ULSD values are down nearly 10 cents for the week and are down more than 26 cents from the high trade set February 9th. That pullback leaves ULSD in neutral territory and could act as a headwind for gasoline prices that still seem poised to at least attempt a typical spring rally that adds roughly 20-30% from winter values.

RIN prices continue their slide this week, with D6 and D4 values reaching new 4-year lows around $.41/RIN Tuesday, which is down just slightly from the $1.62/RIN they were going for a year ago.

HF Sinclair reported a loss for Q4 this morning, with its refining and renewables segments each losing roughly $75 million for the quarter. The change from a year ago in the refining segment is a harsh reminder of the cyclical nature of the business as earnings dropped more than $800 million year on year, with inventory cost adjustments accounting for roughly ¼ of that decline.   

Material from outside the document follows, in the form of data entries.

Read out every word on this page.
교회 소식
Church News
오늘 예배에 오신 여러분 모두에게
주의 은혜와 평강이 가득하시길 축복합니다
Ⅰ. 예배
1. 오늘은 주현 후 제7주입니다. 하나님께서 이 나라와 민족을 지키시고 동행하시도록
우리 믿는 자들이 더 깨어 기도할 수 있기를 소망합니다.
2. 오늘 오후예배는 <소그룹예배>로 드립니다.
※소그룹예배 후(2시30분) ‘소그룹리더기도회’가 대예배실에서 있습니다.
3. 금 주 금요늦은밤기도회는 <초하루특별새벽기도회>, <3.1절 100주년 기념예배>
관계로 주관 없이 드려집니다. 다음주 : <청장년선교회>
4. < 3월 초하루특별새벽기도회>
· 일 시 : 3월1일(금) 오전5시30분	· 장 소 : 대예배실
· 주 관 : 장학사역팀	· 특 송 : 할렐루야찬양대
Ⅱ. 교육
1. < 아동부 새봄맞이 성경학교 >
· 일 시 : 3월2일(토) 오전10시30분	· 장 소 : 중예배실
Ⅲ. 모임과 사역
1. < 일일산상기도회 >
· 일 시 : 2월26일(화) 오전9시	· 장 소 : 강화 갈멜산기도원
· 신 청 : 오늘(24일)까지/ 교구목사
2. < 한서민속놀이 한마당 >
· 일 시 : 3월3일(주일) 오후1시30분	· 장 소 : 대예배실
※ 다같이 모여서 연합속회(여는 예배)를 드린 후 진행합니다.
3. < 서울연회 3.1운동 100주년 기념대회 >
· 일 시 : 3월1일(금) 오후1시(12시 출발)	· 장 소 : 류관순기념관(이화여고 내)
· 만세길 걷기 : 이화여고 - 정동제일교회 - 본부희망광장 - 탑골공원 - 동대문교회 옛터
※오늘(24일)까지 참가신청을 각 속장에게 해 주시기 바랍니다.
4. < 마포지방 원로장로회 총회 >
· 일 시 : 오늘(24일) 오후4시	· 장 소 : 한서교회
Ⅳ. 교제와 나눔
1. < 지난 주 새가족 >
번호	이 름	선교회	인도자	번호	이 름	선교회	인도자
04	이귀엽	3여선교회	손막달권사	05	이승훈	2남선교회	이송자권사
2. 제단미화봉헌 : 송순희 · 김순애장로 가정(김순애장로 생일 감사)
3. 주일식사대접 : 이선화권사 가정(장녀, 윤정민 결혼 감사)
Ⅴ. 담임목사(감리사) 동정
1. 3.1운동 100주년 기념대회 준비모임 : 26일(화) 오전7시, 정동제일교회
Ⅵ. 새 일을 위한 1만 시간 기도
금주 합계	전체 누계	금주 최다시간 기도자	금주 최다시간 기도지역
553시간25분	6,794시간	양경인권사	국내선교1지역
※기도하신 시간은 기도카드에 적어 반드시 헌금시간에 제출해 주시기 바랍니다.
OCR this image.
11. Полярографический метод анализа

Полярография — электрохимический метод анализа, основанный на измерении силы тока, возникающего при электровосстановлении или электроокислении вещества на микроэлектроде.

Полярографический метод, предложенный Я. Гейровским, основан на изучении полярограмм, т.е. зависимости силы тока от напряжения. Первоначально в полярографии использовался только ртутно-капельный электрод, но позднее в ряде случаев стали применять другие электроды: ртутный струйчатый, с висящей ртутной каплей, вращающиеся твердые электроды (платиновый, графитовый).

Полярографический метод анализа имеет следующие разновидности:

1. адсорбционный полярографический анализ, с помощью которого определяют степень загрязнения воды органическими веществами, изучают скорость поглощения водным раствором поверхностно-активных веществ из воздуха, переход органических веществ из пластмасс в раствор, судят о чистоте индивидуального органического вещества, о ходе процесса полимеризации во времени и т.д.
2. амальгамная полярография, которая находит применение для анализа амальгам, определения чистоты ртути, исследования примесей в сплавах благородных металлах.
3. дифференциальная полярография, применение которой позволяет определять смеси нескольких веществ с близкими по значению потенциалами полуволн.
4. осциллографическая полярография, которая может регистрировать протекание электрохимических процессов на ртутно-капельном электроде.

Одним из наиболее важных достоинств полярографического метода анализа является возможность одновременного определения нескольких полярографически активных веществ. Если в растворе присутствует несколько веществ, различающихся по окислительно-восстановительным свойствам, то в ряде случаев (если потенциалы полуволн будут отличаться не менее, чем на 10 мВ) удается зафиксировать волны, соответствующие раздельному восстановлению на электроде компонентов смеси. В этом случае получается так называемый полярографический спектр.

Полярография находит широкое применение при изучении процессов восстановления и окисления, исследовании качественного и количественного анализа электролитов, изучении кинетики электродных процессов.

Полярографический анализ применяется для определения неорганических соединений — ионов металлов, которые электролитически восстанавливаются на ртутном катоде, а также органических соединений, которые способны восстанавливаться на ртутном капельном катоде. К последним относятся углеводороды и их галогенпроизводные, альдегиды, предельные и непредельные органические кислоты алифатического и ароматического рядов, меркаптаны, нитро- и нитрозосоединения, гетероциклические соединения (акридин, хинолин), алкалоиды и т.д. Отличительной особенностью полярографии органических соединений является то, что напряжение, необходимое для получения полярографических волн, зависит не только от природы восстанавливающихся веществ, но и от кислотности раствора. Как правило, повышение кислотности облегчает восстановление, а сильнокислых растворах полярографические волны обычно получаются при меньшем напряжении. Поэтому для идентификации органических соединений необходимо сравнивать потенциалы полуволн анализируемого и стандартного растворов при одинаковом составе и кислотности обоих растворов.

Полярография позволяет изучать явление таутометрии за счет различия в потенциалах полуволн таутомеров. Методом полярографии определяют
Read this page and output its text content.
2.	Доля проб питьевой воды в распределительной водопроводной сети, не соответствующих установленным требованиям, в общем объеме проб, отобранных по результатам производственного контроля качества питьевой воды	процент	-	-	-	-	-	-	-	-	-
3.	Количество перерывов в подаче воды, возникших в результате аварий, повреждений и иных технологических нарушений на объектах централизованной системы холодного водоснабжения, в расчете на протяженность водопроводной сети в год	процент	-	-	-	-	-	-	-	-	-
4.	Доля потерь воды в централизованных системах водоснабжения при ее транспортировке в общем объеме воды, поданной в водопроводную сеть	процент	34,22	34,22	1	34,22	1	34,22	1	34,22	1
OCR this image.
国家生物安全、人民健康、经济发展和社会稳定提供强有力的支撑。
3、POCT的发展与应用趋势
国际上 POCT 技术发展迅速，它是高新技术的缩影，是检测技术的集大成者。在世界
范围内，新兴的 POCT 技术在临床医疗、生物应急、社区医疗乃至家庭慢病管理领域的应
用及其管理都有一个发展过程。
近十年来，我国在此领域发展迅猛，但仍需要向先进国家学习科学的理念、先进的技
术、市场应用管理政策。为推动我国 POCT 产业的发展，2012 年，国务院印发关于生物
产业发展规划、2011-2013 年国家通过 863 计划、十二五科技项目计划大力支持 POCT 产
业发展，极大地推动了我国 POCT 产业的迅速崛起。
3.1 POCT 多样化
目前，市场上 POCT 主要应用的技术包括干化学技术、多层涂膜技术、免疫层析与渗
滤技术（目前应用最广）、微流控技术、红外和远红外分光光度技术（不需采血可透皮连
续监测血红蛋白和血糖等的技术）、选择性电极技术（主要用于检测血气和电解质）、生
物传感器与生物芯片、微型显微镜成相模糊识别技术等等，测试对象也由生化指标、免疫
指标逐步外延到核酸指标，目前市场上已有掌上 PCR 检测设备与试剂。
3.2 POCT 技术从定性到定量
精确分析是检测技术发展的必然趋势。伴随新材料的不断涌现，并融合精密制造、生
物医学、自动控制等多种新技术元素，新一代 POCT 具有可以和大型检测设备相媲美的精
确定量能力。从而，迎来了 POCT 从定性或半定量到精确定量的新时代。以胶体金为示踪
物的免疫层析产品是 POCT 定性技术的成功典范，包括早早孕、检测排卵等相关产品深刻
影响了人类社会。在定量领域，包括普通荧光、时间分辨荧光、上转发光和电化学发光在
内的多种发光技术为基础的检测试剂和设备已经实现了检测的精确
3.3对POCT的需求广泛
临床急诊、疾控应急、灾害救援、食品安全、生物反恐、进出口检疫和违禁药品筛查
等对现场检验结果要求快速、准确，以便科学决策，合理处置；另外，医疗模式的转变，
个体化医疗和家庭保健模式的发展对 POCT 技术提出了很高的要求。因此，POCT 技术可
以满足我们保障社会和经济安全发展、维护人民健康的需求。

While it wasn’t mentioned in the press release, HFS has the most direct exposure to New Mexico’s recent approval of a clean fuel standard that will start in 2026. That law will no doubt help the company’s struggling Renewables assets in the state but will also create extra costs for their traditional refining operations.

The EIA this morning noted that conditions in the Panama Canal improved slightly in January, allowing Gulf Coast exports to Asia, primarily of Propane and ethane, to increase. While transit capacity is still far below levels we saw before the drought reduced operations in the canal, any improvement offers welcome relief to shippers as they can avoid going the long-way around to avoid the violence in the Red Sea.

France’s navy didn’t waste any time getting into the Red Sea action, shooting down a pair of Houthi Drones less than a day after joining the EU’s official mission to assist in clearing the shipping lanes. It’s not yet clear whether this marks the first official military victory by the French since Napoleon. 

Reminder that the weekly inventory reports are delayed a day due to the holiday Monday.